IL CASO BOYHOOD

IL CASO BOYHOODPartiamo con una nota molto folcloristica: Boyhood è il più recente dei soli 11 film della storia del cinema che ha conseguito un punteggio di 100/100 su Metacritic (l’indice che sintetizza tutti i giudizi dei critici cinematografici). Gli altri, per darvi un’idea, sono Il gattopardo, Viaggio in Italia, Il conformista, Au hazard Balthazar, Il Padrino, Fanny e Alexander… Insomma, ci siamo capiti. Per Richard Linklater finire in mezzo a Visconti, Rossellini, Bertolucci, Bresson, Bergman & C. deve essere stata una cosa da infarto. Ma perché Boyhood mette d’accordo (quasi) tutti, e cos’ha fatto Linklater per meritare questo?

In buona sostanza, quando esci dalla sala dopo aver visto praticamente 165 minuti di documentario su una famiglia lower-middle-class americana, la prima domanda che ti fai è “ma come ho fatto a non rompermi le balle a metà film?”… E qui sta il trucco. Voglio dire, il trucco di marketing che emerge già dal trailer (Linklater ci ha messo 12 anni a fare il film, 3 o 4 giorni di riprese ogni anno con lo stesso attore che cresce nel tempo e bla bla bla) può essere sufficiente a incuriosirti e a spingerti in sala. Un’altra cosa è mantenere alta l’attenzione per quasi tre ore.

L’impostazione di fondo è quasi crepuscolare: seguire i piccoli moti dell’animo attraverso la crescita e la progressiva maturazione del personaggio principale, il bambino/adolescente/uomo Ellar Coltrane che comunque dà un’ottima prova di attore (e la cosa non poteva assolutamente essere data per scontata). Sulla base di questo canovaccio da diario intimo, Linklater costruisce 12 cortometraggi da 10-15 minuti l’uno nei quali segue il protagonista a casa, a scuola, per strada, durante i momenti di gioco e di confronto con gli adulti di riferimento e i coetanei.

La storia è riassumibile in due righe: Mason deve barcamenarsi attraverso la separazione dei genitori, i seguenti matrimoni (tutti falliti) di una madre (Patricia Arquette) alla ricerca della propria realizzazione lavorativa e personale, un percorso scolastico a volte oscuro, le sue passioni e il rapporto con le ragazze. Dopo qualche trasloco e attraverso incontri sempre più significativi con una figura paterna (Ethan Hawke) inizialmente immatura, poi capace di acute riflessioni sulla vita, Mason va al college e si stacca dalla famiglia per la prima volta.

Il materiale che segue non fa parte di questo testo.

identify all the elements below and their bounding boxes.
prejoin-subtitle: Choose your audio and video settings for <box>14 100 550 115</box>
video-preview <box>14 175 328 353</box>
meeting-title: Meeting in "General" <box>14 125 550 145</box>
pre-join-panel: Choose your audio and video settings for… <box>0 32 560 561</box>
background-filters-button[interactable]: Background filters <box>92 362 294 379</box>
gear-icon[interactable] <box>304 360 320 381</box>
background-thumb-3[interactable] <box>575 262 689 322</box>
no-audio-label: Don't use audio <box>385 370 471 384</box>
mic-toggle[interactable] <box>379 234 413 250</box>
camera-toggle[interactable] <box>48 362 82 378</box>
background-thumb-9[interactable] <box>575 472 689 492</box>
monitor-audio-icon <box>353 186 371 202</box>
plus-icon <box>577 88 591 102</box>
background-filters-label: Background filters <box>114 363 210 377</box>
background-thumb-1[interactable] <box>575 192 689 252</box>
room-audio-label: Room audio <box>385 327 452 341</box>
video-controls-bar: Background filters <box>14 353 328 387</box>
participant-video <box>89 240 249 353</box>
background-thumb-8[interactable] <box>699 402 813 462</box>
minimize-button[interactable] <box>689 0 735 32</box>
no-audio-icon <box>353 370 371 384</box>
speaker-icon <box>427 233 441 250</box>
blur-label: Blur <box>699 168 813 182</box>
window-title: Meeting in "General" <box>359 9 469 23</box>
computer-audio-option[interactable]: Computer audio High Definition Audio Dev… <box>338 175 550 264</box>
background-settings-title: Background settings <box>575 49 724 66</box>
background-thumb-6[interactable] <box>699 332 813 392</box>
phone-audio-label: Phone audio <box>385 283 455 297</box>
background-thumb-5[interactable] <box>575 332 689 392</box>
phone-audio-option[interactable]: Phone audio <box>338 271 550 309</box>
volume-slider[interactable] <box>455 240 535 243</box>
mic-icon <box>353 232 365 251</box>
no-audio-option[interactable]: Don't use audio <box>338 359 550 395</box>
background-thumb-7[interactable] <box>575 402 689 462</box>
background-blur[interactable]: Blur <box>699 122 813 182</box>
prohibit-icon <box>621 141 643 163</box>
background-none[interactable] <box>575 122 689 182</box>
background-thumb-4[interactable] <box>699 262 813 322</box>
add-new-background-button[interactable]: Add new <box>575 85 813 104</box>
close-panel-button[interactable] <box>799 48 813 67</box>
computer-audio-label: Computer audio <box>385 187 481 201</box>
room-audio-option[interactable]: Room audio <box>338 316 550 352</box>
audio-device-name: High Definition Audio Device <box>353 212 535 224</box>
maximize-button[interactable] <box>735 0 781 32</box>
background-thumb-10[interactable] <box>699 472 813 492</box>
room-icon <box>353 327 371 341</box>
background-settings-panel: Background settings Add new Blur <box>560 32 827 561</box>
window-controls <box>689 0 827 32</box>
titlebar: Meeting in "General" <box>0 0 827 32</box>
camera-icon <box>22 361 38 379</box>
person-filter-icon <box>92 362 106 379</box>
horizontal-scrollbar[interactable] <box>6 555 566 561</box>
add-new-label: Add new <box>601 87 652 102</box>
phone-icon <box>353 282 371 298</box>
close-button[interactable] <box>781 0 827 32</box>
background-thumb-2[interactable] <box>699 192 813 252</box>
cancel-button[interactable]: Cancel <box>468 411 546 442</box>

In pratica, è come vedere una fotografia in time-lapse svilupparsi sotto i nostri occhi: non è “la vita senza i frammenti noiosi” (Hitchcock), ma non è nemmeno “la realtà è lì, basta filmarla” (Rossellini). Linklater sceneggia anno dopo anno, creando una famiglia di finzione dove però tutti, in tutto il mondo occidentale, possono riconoscersi. In alcune parti torna l’insistita verbosità della trilogia Before Dawn/Sunset/Midnight (l’altro esperimento, secondo me non altrettanto riuscito, di Linklater), ma mai abbinata alla sensazione di girare a vuoto e di staticità di quei film. La freschezza di Boyhood sta probabilmente anche nella condensazione e nella scelta di momenti chiave mascherati in modo da sembrare insignificanti (la chiacchierata notturna sugli elfi, il dialogo in camera oscura, la camminata con l’amica in bici e ovviamente il finale boy/girl sul tema del carpe diem).

Ovviamente Boyhood è una sorta di unicum nel panorama cinematografico mondiale: il suo pedinamento prolungato del personaggio lo accomuna un po’ alla serie truffautiana di Antoine Doinel (articolata però in cinque film molto diversi), un po’ alla trilogia di Apu, per ritornare ai riferimenti colti dell’inizio. Basta per definirlo il film migliore del 2014 (l’hanno già detto in molti) o uno dei dieci film più belli della storia del cinema mondiale? Probabilmente no, ma il mio consiglio è comunque quello di vederlo per potervene rendere conto da soli (e sì, si trova già agevolmente tra i flutti del torrente).